The solar manufacturing industry of the country (2 gigawatts) is very little compared to the country’s installation (11 GW). So, discouraging imports would only hamper solar installation which, as some suspect, is the reason behind this tax.
Trump administration has always made it clear that the focus of the government is ensuring that fossil fuel industry is protected. It is evident in its clearing of keystone pipeline or reversing Obama’s Clean Power Plan. This is just another tactic to ensure that renewable energy does not take lead in the power sector with its declining prices and global push, especially compared to coal.

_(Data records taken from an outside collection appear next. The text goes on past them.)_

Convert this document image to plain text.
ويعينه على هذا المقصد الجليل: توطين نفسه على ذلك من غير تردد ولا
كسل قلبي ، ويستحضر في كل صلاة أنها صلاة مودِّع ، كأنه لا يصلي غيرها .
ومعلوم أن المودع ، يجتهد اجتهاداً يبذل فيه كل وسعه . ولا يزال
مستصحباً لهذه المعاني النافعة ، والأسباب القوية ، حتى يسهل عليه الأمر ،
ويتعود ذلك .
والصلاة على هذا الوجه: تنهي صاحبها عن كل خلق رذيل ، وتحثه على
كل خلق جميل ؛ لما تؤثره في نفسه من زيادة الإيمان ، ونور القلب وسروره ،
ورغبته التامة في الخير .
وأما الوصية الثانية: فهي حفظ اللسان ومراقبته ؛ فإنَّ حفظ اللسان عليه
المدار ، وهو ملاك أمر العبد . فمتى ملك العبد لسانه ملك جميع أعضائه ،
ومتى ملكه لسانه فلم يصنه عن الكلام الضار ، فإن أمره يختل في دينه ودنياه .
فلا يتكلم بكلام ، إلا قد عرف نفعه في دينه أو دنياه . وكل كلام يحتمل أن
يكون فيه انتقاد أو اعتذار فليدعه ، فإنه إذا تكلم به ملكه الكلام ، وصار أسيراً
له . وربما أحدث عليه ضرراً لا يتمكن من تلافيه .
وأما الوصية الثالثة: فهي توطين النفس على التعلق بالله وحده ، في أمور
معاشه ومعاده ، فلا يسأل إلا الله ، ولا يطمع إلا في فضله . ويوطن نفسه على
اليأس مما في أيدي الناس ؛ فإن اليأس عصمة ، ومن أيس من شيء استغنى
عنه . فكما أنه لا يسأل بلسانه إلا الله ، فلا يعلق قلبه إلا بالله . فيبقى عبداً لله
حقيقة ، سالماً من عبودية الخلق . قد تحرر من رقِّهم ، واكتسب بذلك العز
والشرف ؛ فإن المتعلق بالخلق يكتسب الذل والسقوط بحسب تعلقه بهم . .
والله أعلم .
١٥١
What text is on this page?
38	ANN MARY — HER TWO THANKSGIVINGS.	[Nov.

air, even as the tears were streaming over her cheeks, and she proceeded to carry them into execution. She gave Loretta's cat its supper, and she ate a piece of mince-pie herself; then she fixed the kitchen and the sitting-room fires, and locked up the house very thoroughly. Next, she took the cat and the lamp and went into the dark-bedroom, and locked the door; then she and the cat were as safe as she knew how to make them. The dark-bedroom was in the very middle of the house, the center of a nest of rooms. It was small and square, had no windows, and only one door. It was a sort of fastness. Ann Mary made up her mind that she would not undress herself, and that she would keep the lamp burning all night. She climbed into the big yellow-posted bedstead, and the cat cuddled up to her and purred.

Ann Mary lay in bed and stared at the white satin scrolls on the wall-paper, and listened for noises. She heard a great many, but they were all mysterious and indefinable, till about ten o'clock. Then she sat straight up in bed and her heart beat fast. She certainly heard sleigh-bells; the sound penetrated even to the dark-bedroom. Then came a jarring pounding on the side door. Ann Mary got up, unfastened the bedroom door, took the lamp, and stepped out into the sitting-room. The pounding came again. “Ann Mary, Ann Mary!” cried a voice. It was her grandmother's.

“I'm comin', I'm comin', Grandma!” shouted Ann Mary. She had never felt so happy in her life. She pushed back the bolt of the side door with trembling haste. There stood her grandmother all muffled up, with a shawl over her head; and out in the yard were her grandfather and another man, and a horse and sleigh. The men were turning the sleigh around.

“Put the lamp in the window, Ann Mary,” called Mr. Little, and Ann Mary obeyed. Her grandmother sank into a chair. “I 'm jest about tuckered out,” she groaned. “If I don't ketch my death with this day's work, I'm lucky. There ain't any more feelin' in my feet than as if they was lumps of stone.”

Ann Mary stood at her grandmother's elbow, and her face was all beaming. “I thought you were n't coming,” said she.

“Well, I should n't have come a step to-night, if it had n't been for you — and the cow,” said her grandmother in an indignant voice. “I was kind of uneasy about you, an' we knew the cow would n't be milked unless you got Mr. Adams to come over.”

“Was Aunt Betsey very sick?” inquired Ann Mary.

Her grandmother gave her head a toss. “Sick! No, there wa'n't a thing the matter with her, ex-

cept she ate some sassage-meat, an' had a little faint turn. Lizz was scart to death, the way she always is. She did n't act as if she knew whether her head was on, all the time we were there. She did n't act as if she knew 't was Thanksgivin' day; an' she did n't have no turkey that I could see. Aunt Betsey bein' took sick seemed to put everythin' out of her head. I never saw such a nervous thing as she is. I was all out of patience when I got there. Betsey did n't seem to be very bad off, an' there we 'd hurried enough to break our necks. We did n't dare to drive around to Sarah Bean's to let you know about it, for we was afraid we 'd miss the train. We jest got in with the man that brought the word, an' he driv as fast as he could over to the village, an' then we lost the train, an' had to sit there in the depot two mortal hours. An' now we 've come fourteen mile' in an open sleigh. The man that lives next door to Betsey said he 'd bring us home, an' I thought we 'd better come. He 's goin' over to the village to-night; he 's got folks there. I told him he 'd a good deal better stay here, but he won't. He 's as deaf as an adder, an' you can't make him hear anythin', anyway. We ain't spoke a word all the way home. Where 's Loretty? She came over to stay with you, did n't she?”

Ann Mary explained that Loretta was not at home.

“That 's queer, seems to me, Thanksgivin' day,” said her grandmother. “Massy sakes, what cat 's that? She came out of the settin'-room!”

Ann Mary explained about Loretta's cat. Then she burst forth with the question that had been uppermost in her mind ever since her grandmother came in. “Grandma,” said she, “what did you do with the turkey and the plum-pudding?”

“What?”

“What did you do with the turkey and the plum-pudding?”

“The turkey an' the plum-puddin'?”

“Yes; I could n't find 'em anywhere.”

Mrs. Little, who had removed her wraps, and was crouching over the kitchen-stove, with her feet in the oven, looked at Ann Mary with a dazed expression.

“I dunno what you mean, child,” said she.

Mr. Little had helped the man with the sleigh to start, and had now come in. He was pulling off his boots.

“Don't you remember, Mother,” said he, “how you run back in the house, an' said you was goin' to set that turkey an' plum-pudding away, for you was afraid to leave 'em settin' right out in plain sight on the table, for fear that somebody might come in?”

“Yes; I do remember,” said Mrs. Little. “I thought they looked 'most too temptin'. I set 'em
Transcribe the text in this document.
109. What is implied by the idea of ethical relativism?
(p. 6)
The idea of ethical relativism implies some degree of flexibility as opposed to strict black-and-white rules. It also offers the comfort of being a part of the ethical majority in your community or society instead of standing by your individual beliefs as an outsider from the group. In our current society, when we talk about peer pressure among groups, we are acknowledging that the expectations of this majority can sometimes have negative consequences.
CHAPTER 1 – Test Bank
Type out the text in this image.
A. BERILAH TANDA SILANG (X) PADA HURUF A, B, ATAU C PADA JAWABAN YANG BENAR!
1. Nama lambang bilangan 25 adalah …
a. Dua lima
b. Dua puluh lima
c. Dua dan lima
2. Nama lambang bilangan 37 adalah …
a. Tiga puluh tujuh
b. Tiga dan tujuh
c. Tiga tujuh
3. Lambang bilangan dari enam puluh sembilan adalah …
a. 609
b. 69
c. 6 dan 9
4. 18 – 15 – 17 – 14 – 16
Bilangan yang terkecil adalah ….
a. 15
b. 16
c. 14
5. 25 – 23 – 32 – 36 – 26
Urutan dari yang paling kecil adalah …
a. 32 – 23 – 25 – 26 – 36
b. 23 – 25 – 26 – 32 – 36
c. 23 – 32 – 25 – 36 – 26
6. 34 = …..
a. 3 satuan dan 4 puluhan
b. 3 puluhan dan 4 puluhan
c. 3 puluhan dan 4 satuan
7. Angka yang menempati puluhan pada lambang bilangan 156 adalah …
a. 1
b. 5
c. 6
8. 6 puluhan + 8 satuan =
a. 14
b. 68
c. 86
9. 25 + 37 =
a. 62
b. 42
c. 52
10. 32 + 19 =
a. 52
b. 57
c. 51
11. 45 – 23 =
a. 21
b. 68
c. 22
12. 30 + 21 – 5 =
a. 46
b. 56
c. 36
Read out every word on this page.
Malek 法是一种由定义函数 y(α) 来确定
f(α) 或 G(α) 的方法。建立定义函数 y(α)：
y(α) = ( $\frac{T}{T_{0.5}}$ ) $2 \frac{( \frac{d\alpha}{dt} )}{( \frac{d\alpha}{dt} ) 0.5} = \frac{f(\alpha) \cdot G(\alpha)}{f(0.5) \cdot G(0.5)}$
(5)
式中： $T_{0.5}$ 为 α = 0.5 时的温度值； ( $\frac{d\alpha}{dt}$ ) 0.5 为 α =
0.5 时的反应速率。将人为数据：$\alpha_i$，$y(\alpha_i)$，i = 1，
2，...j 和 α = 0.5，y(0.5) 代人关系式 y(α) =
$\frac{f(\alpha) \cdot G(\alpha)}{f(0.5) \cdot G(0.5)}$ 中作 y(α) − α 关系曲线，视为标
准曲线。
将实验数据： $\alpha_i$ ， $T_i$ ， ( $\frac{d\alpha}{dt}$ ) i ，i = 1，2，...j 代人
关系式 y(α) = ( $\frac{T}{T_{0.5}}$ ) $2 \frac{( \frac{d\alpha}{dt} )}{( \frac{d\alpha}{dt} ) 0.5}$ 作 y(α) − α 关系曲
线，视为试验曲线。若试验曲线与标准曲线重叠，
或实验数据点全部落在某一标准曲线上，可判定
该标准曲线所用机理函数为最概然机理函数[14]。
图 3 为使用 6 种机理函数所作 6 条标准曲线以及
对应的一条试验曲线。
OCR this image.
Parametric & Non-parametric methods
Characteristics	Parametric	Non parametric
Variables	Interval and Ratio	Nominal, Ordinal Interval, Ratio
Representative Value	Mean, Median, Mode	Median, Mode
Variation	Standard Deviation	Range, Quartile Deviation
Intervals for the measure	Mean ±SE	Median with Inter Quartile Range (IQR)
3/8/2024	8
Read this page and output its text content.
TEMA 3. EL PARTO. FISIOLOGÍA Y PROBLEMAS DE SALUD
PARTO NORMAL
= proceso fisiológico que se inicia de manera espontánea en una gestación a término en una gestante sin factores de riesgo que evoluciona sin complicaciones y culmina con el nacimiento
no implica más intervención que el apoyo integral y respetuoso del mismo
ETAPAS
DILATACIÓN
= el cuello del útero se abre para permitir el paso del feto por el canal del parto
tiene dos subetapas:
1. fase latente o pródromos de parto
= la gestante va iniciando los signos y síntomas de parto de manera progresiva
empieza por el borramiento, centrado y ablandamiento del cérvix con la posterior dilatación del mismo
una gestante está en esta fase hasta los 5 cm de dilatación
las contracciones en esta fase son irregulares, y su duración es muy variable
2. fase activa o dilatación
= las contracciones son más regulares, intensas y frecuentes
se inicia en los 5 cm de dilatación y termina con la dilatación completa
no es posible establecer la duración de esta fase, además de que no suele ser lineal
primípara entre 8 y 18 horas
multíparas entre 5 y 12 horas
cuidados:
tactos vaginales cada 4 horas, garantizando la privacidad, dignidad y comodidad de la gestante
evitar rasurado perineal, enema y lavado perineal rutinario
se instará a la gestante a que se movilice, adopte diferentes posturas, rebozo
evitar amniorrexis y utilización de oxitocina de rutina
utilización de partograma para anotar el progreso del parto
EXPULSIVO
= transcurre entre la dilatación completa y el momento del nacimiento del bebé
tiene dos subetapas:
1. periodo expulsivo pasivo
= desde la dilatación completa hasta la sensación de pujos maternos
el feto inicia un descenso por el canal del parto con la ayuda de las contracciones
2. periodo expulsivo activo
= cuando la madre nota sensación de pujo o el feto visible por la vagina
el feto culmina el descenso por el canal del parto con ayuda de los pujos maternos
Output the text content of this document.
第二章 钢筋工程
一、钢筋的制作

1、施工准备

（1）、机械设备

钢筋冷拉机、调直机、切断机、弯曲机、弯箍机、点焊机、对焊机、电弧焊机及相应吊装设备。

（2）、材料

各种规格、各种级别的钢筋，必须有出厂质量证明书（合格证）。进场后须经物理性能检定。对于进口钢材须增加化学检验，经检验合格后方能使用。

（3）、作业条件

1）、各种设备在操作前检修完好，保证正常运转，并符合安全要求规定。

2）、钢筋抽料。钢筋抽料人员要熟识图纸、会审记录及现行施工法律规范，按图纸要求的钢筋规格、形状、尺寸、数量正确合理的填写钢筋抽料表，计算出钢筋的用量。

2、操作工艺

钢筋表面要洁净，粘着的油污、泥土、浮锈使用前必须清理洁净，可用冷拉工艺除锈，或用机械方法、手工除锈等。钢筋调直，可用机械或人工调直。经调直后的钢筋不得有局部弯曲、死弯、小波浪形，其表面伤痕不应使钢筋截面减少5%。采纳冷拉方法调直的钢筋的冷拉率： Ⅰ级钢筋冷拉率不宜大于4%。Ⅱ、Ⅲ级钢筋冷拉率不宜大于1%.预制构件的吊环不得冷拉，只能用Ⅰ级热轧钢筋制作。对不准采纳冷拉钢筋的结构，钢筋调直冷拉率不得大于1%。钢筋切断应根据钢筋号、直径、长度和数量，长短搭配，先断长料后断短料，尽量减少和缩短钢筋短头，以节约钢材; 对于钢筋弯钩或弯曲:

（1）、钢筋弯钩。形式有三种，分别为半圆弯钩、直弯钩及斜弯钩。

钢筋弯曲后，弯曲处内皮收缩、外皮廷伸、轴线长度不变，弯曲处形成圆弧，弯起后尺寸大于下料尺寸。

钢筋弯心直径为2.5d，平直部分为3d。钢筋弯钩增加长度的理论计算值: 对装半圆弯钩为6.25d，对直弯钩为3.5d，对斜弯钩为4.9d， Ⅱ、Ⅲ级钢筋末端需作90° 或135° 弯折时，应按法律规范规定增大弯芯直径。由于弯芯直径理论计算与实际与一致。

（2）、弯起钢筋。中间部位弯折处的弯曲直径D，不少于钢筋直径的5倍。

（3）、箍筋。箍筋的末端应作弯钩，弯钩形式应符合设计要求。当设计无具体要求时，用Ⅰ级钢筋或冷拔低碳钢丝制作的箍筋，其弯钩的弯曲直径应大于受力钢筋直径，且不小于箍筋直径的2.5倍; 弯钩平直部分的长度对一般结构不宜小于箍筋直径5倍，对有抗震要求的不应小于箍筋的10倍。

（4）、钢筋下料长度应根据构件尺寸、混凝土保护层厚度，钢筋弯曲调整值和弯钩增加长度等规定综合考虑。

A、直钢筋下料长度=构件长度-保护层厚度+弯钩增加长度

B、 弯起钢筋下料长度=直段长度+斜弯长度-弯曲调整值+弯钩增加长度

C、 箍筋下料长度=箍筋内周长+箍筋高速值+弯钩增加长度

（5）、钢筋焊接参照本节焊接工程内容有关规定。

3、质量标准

The Chinese government, on the other hand, started supporting solar manufacturers in the mid 2000s with cheaper loans and investment in research and development. This is the reason behind the historical low prices and oversupply of modules in the markets.
In the executive order, United States alleges that China and India are boosting their solar industry and this move would “safeguard” tariffs, effectively shielding US solar manufacturers from foreign competition. First Solar is the only US solar manufacturer in the top 10 cell makers in the world and its manufacturing facility is based in Malaysia.
This “safeguard” came on the back of US rehashing its fight with the Indian government because it feels that India has failed to remove domestic content requirement (DCR) for manufacturing solar cells and solar modules by the December 14 deadline. India, which lost the case on DCR in 2016, agreed to remove all the measures and clauses related to DCR for the National Solar Mission. DCR mandates that both solar cells and modules used in a power plant are manufactured in India.
The US sought the World Trade Organization’s (WTO) permission to impose disciplinary trade measures on December 19, 2017 because of India’s failure to comply with the recommendations in the dispute. However, US did not provide any evidence to prove its claim. On January 3, 2018, in a response, India said, “The US’ request is vague and invalid since India has ceased to impose any measures found inconsistent with the recommendations and rulings of the DSB.” The DSB is the Dispute Settlement Body of the WTO.
The US is known for being notoriously selective in trade disputes and adopting inconsistent positions depending on its interests at that moment in time. Picking a fight with India or imposing tax on solar imports is not any different.